Hacking the American Agricultural Landscape

Agrobots


Hypertechnological innovation has always underpin American agriculture. In the later half of the 1800s, for instance, flotillas of proto-steampunk dredge boats plowed through the Illinois landscape, as their their lived-in land-sailors carved canals, straightened rivers and re-knitted its embryonic, post-glacial hydrology, draining and transforming the weedy, swampy, supposedly pestilential swat of the American prairie into the most productive landscape in the world.

More recently, a new form of agricultural practice has been developed. Called precision farming, it entails using some of the most advanced remote sensing technology and analytical tools out there. These include aerial and satellite imagery, global positioning systems (GPS), sensors and information management tools (GIS). It isn't quite clear yet, however, if blogging, RSS feeds, Twitter and MySpace are involved.

But armed with actual precision farming gears, farmers can tell which part of their croplands need more water and fertilizer and are then guided precisely to these troubled spots. In this way, less resources is used and what gets used is applied more efficiently.

Now we learn, from an article published by Wired and another by the Associated Press, that troops of robotic harvesters are being readied to invade America's industrial orchards and vegetable fields.

Agrobots


Agrobots


On these mechano-hydras, the AP writes:

Mechanized picking wouldn't be new for some California crops such as canning tomatoes, low-grade wine grapes and nuts.

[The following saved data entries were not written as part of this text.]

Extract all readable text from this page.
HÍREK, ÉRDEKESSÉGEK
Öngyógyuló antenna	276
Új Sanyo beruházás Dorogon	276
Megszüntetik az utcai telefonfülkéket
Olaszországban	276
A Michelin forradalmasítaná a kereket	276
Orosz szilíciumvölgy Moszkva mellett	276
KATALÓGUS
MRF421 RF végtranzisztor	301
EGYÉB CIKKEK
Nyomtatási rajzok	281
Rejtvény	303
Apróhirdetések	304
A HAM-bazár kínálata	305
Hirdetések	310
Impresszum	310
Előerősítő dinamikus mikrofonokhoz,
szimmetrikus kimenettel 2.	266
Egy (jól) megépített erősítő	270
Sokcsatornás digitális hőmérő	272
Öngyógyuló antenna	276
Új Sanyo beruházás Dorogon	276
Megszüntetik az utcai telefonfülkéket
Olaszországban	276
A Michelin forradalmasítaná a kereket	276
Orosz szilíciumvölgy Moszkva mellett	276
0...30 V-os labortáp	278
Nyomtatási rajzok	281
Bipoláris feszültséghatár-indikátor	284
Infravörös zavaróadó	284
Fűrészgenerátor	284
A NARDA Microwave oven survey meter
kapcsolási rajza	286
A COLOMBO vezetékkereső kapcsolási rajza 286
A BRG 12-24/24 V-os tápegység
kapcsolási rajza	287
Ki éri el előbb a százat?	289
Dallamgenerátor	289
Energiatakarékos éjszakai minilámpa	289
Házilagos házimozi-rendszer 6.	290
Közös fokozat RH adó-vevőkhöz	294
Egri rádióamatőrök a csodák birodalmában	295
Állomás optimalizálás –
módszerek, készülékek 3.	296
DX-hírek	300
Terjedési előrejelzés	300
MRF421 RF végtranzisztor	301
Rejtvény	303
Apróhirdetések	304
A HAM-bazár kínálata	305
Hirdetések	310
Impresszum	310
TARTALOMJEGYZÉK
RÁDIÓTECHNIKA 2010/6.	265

But the fresh produce that dominates the state's agricultural output - and that consumers expect to find unblemished in supermarkets - is too fragile to be picked by the machines now in use.

The new pickers rely on advances in computing power and hydraulics that can make robotic limbs and digits operate with near-human sensitivity. Modern imaging technology also enables the machines to recognize and sort fruits and vegetables of varying qualities.

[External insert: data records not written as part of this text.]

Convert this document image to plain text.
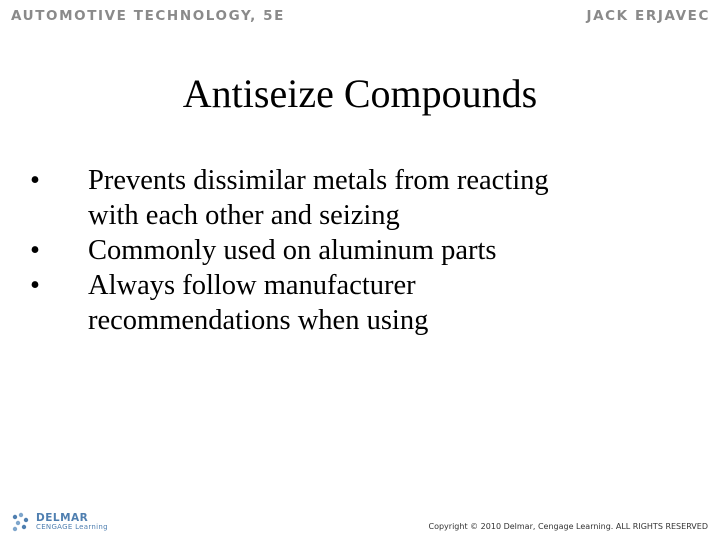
AUTOMOTIVE TECHNOLOGY, 5E	JACK ERJAVEC
Antiseize Compounds
•	Prevents dissimilar metals from reacting
with each other and seizing
•	Commonly used on aluminum parts
•	Always follow manufacturer
recommendations when using
DELMAR
CENGAGE Learning	Copyright © 2010 Delmar, Cengage Learning. ALL RIGHTS RESERVED
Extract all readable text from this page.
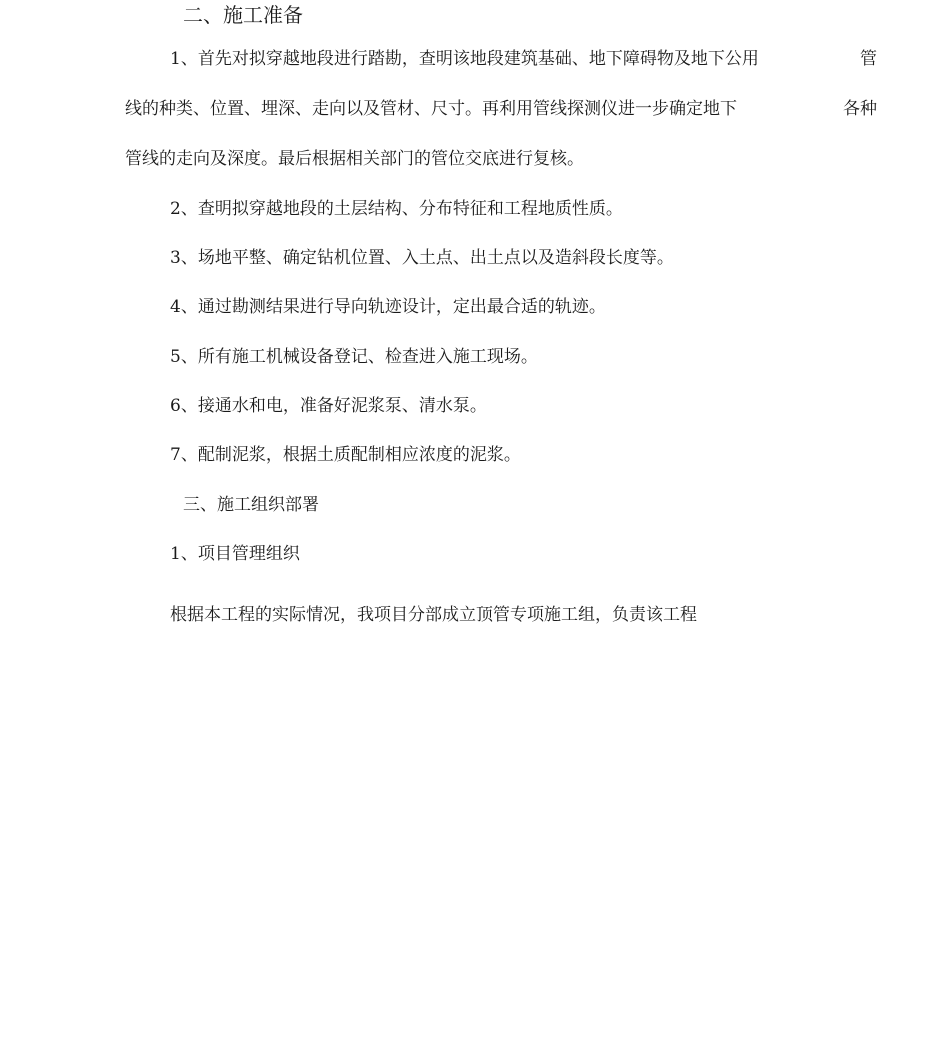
二、施工准备
1、首先对拟穿越地段进行踏勘，查明该地段建筑基础、地下障碍物及地下公用	管
线的种类、位置、埋深、走向以及管材、尺寸。再利用管线探测仪进一步确定地下	各种
管线的走向及深度。最后根据相关部门的管位交底进行复核。
2、查明拟穿越地段的土层结构、分布特征和工程地质性质。
3、场地平整、确定钻机位置、入土点、出土点以及造斜段长度等。
4、通过勘测结果进行导向轨迹设计，定出最合适的轨迹。
5、所有施工机械设备登记、检查进入施工现场。
6、接通水和电，准备好泥浆泵、清水泵。
7、配制泥浆，根据土质配制相应浓度的泥浆。
三、施工组织部署
1、项目管理组织
根据本工程的实际情况，我项目分部成立顶管专项施工组，负责该工程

Wired goes into more details. At an orange orchard, we read, “two robots would work as a team: one an eagle-eyed scout, the other a metallic octopus with a gentle touch. The first robot will scan the tree and build a 3-D map,” after which “it has to evaluate each piece of fruit. What size is the orange? What color is it? Does it have black spots on it?”

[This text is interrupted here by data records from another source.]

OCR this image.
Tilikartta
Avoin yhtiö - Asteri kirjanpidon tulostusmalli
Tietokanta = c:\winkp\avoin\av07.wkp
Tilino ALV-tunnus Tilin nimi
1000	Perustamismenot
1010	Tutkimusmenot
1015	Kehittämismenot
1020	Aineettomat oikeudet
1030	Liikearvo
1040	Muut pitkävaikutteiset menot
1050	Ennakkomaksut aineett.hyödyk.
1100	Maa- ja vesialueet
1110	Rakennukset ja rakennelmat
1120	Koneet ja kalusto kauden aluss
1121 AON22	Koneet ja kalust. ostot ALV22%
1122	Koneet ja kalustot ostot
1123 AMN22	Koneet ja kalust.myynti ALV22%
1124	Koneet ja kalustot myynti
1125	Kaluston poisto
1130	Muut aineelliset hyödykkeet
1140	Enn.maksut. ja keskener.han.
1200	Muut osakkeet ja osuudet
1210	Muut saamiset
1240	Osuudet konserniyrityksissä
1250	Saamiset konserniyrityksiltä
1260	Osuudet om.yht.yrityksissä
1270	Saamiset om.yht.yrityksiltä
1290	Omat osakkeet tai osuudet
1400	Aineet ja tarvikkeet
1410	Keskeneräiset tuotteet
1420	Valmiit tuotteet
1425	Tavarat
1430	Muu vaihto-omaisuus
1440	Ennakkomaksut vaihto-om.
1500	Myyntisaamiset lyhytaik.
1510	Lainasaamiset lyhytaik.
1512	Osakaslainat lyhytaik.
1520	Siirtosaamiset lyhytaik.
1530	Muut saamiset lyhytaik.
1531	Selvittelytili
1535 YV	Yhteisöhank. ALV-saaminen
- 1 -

After the fruits have been digitized and evaluated, the scout robot will then determine “the best order in which to pick them. It sends that information to the second robot, a harvester that will pick the tree clean, following a planned sequence that keeps its eight long arms from bumping into each other.”

Agrobots


If we forgo the important issues of migrant labor, illegal immigration, social justice, food security and even globalization, which the creation and deployment of these machines do touch upon, we are left to wonder what would happen, assuming they are networked to the interweb, if they were hacked?

What if China, fresh from infiltrating computers in the Pentagon, were to take control of a platoon of these fruit-picking robots? What if the People's Liberation Army, instead of killing our dear Mister Snagglepuss and cuddly Lady Grizabella by exporting tainted pet foods, they do it by injecting neurotoxins into our locally grown produce?

Or what if an installation artist who's been rejected by one too many Manhattan art galleries decides to take his work to a different direction and takes full control of an entire division of pneumatic farmhands? Onto the flat terrain of Kansas he grafts a sort of anti-Jeffersonian grid, whatever that may be. He then carves out a second Double Negative, a homage, right next to the original. And having decided to try his hand on performance art, the artist terrorizes James Turrell at Roden Crater, Turrell's maniacal screams reverberating through the stellar tunnels of his unfinished volcanic observatory; the recording of this will be phoned in to +1 (206) 337-1474.

Will Agnes Denes be tempted to make another tree mountain?

What will landscape architects make?

James Corner


Even more interesting, what will happen if they become self-aware and go out to pasture? Fitted with solar panels, grazing from one oil well to another, domiciling in abandoned gold mines, what new ecologies will they terraform?